Gartner: Windows is Untenable and Collapsing

At a Gartner sponsored conference in Las Vegas, two Gartner analysts described Windows as untenable and collapsing. They also said that Microsoft must make radical changes, according to Computerworld on Thursday.

Analysts Michael Silver and Neil MacDonald said that Microsoft is saddled with 20 years of legacy code and is facing serious competition that could end up making WIndows moot.

"For Microsoft, its ecosystem and its customers, the situation is untenable," said Silver and MacDonald. They presented a paper titled: "Windows Is Collapsing: How What Comes Next Will Improve."

The analysts said that the large Windows code base makes it impossible to craft a new version with meaningful improvements.

"This is a large part of the reason Windows Vista delivered primarily incremental improvements," they said. "Most users do not understand the benefits of Windows Vista or do not see Vista as being better enough than Windows XP to make incurring the cost and pain of migration worthwhile." Microsoft had planned on many new features for Vista, but, unable to make enough progress during development, the company had to cancel those projects.
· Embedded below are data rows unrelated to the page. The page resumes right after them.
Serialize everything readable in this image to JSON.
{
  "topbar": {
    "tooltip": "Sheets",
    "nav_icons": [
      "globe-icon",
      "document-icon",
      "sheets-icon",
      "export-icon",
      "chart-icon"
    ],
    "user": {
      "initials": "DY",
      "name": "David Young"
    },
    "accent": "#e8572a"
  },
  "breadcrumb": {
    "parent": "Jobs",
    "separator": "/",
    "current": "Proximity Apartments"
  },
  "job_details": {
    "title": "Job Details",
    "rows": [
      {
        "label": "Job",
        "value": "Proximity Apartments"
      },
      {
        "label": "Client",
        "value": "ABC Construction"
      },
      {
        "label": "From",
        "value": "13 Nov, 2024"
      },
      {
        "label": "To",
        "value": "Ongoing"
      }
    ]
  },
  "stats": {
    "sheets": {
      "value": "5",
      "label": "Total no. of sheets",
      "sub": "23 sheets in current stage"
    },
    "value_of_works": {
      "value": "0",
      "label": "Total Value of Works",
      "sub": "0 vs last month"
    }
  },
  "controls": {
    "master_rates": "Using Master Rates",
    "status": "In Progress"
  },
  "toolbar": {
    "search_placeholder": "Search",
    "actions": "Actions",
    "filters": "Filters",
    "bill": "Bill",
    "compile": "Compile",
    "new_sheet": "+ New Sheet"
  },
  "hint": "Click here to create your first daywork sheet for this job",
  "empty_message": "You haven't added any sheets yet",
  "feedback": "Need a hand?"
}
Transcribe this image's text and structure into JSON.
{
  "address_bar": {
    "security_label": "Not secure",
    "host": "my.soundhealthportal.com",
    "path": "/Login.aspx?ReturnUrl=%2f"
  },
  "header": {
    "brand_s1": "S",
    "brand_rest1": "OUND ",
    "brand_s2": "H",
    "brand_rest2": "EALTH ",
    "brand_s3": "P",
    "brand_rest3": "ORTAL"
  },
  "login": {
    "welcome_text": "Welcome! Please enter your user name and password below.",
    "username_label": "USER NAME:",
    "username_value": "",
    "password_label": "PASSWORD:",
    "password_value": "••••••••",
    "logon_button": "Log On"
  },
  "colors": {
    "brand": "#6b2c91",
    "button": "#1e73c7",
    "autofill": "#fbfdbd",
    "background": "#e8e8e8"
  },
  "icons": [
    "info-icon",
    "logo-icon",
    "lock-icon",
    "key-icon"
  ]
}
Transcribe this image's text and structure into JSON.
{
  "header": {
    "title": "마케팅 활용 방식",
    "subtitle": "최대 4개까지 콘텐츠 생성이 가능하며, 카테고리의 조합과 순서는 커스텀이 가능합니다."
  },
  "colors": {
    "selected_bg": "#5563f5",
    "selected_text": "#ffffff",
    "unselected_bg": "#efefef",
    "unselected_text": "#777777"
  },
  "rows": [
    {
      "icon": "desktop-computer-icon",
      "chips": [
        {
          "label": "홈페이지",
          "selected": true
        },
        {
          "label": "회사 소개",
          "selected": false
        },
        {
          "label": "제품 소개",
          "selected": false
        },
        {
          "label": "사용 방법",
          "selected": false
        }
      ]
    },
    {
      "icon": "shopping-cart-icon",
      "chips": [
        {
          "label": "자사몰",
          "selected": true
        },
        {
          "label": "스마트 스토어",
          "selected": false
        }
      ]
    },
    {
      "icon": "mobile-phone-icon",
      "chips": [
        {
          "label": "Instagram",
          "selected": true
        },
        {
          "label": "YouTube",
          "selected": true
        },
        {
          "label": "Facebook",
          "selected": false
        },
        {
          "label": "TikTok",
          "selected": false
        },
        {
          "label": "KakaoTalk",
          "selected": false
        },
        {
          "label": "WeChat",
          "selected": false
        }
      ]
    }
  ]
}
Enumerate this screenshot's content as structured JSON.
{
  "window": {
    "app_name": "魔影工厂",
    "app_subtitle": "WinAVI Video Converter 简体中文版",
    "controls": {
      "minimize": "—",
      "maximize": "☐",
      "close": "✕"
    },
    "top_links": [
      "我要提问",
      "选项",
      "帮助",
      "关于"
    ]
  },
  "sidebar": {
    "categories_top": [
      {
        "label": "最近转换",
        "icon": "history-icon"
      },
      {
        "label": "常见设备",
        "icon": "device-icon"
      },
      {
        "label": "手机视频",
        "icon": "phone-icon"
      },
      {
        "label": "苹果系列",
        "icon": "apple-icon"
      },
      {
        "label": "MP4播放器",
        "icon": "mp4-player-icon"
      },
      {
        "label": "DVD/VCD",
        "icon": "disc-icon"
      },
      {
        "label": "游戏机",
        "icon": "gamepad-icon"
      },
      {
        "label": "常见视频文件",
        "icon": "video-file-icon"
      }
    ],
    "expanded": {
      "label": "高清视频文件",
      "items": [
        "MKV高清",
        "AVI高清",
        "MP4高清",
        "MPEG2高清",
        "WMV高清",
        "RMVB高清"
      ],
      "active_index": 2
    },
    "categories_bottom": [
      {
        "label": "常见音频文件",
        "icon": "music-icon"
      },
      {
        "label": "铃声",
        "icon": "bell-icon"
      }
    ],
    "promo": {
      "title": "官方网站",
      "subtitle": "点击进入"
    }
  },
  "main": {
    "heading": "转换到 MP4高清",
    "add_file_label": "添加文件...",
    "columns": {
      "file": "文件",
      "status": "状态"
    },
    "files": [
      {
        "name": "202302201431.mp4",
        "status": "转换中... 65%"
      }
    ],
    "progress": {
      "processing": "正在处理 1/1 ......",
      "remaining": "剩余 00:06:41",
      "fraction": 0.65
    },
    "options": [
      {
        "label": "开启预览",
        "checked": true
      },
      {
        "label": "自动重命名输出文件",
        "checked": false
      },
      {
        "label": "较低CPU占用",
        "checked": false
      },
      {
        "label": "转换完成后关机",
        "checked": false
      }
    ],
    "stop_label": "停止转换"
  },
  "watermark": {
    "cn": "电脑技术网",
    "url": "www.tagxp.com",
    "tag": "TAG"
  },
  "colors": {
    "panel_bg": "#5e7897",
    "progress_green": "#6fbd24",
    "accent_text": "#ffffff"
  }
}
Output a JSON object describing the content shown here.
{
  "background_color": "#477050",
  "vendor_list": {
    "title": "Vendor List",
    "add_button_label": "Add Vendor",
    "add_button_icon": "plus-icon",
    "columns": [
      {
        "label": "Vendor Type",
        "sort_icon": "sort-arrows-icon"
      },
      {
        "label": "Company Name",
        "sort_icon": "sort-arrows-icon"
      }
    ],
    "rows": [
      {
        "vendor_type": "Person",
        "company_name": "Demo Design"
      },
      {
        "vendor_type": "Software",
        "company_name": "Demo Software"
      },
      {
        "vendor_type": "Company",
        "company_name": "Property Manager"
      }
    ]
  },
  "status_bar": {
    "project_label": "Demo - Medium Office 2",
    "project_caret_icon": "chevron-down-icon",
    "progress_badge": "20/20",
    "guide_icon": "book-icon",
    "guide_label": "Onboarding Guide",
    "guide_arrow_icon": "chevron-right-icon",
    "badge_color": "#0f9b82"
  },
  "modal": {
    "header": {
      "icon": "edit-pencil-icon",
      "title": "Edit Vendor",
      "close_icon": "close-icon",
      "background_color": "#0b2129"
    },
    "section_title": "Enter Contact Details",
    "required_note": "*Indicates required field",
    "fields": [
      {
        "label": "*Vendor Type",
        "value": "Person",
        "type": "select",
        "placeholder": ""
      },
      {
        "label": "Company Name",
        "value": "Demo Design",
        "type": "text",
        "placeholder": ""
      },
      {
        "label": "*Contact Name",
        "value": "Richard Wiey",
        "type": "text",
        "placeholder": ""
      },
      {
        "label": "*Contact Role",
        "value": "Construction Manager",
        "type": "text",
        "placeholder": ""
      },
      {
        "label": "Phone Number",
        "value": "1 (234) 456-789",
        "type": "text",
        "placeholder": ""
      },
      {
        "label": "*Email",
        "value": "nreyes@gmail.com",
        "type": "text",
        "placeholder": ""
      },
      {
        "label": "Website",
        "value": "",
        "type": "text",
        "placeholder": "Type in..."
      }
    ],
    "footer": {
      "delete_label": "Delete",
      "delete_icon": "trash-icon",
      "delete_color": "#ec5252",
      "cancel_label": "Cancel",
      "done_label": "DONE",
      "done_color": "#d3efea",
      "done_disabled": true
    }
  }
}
Even though Microsoft talks about the modular nature of Windows, the analysts think that Windows is actually too monolithic to change, and that fact threatens the long term viability of Microsoft. "Windows as we know it must be replaced," the presenters said, and compared the situation to Appleis OS X in the iPhone. Microsoft has had to use a vastly different version of their OS in smartphones because the core is too large.

Today, Microsoft seems to be doing everything it can to acquire Yahoo! as a cure for its ills. Some have wondered how far US$44B would go in building a next generation OS, as Apple elected to do back in the late 1990s and culminating in Mac OS X 10.0 in March, 2001.